Bei Militärbloggern wie Oleg Zarow (396.000 Fans) hat Medwedew keinen guten Ruf (externer Link), trotz seiner martialischen Hassbotschaften. Grund dafür: Sie argwöhnen, das Gerede nehme dem Kreml Handlungsfreiheit. So müsse Putin wohl oder übel stets "symmetrisch" reagieren, wenn Trump wegen Medwedew irgendwelche Maßnahmen anordnet. "Wollte Putin solche Konsequenzen des Blogger-Geschwafels?", fragte Zarow denn auch nach dem jüngsten Streit zwischen Medwedew und Trump.

Die "provokante" Rolle Medwedews sei momentan nicht ganz klar, so ein weiterer russischer Kommentator (externer Link): "Für wen genau arbeitet er derzeit? Vielleicht sind seine prowestlichen Neigungen verschwunden, aber er handelt immer noch zugunsten der globalen Mächte des Westens."
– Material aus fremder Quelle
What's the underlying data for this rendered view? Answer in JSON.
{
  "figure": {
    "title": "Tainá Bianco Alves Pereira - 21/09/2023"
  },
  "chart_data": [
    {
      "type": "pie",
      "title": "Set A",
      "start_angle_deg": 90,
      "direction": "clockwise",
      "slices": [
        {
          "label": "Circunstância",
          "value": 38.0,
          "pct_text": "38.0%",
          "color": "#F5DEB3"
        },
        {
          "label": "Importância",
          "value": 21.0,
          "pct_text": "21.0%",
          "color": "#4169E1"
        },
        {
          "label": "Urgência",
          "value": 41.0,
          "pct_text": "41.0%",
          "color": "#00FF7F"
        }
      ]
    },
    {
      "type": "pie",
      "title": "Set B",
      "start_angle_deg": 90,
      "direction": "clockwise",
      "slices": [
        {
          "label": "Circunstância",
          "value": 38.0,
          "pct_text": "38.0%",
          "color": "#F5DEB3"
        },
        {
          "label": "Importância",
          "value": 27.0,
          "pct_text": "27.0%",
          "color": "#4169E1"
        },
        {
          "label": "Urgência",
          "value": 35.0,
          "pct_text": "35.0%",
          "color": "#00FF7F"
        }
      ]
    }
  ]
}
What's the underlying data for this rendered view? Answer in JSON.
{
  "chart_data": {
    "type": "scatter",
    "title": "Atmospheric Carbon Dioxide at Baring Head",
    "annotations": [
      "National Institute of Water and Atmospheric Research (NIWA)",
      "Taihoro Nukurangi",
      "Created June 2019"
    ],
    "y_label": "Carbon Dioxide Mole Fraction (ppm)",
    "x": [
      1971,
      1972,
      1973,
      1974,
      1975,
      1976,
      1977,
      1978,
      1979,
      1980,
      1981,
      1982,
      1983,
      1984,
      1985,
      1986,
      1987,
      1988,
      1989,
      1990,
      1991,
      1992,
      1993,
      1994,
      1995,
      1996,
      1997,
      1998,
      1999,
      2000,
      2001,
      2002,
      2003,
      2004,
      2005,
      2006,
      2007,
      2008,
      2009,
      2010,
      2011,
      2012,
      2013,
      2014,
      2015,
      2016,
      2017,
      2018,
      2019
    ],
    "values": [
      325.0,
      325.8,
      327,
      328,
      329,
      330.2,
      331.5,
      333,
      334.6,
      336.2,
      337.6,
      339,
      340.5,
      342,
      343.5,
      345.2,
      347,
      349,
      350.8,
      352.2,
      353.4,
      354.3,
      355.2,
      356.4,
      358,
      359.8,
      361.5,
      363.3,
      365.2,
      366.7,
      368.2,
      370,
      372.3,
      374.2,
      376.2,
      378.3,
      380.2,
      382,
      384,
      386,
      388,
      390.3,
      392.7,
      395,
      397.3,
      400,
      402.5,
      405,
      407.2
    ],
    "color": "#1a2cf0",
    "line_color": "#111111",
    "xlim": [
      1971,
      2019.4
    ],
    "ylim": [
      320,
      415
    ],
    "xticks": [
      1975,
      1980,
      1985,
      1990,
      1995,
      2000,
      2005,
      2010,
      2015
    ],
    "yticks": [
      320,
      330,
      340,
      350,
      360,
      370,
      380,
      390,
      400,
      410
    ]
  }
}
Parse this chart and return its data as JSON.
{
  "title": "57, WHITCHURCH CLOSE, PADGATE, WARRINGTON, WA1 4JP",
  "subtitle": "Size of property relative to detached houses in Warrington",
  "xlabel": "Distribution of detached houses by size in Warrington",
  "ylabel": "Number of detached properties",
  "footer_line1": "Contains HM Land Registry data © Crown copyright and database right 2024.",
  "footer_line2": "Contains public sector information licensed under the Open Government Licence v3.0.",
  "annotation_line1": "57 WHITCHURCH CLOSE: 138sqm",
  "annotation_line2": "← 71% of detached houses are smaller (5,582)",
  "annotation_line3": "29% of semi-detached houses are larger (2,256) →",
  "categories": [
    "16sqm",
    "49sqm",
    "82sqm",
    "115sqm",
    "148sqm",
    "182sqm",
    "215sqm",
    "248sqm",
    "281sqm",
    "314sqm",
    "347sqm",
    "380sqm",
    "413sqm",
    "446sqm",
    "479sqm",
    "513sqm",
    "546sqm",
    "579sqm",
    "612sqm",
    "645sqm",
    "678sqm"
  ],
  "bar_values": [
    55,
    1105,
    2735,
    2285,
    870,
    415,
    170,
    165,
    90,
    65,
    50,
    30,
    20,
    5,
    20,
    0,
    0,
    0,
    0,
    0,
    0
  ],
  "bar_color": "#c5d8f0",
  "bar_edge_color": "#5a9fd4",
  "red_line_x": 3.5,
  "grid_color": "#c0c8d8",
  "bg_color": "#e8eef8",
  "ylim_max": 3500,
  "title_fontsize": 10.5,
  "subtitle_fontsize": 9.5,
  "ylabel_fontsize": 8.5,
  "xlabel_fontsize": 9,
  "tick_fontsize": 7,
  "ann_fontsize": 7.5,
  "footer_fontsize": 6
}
"Witzig und demütigend zugleich"

Der in London lehrende Exil-Politologe Wladimir Pastuchow hält Trumps vermeintliche Wut für kalkuliert (externer Link): "Ich möchte besonders die gute Arbeit von dessen Beratern hervorheben, die Trump vorgeschlagen haben, sich in dieser Situation an den überschätzten Medwedew zu klammern und so zu tun, als existiere Putin überhaupt nicht. Das ist witzig und demütigend zugleich, mit einer Spitze, genau wie Putin selbst sie so schätzt. Generell ist es meiner Meinung nach höchste Zeit für Dmitri Medwedew, den vakanten Sitz des Vorsitzenden des Obersten Gerichtshofs Russlands einzunehmen, den er, wie ich glaube, schon lange anpeilt."

Russische Leser, etwa des St. Petersburger Online-Portals "Fontanka" (externer Link), lassen es sich nicht nehmen, Medwedew weidlich zu verspotten: "Lassen Sie sie [Medwedew und Trump] ihre Sprengköpfe vor laufenden Kameras vermessen, live auf Sendung – für sie wäre das ein Spektakel, für andere eine Show und eine Lehre."

Ein weiterer russischer Leser verteilte seine Sympathien höchst ungleich: "Unser Präsident trinkt und raucht nicht. Es wäre besser, wenn er trinken und rauchen würde. Ich habe sogar Angst davor, mir vorzustellen, was passieren würde, wenn Medwedew plötzlich mit dem Trinken aufhören würde."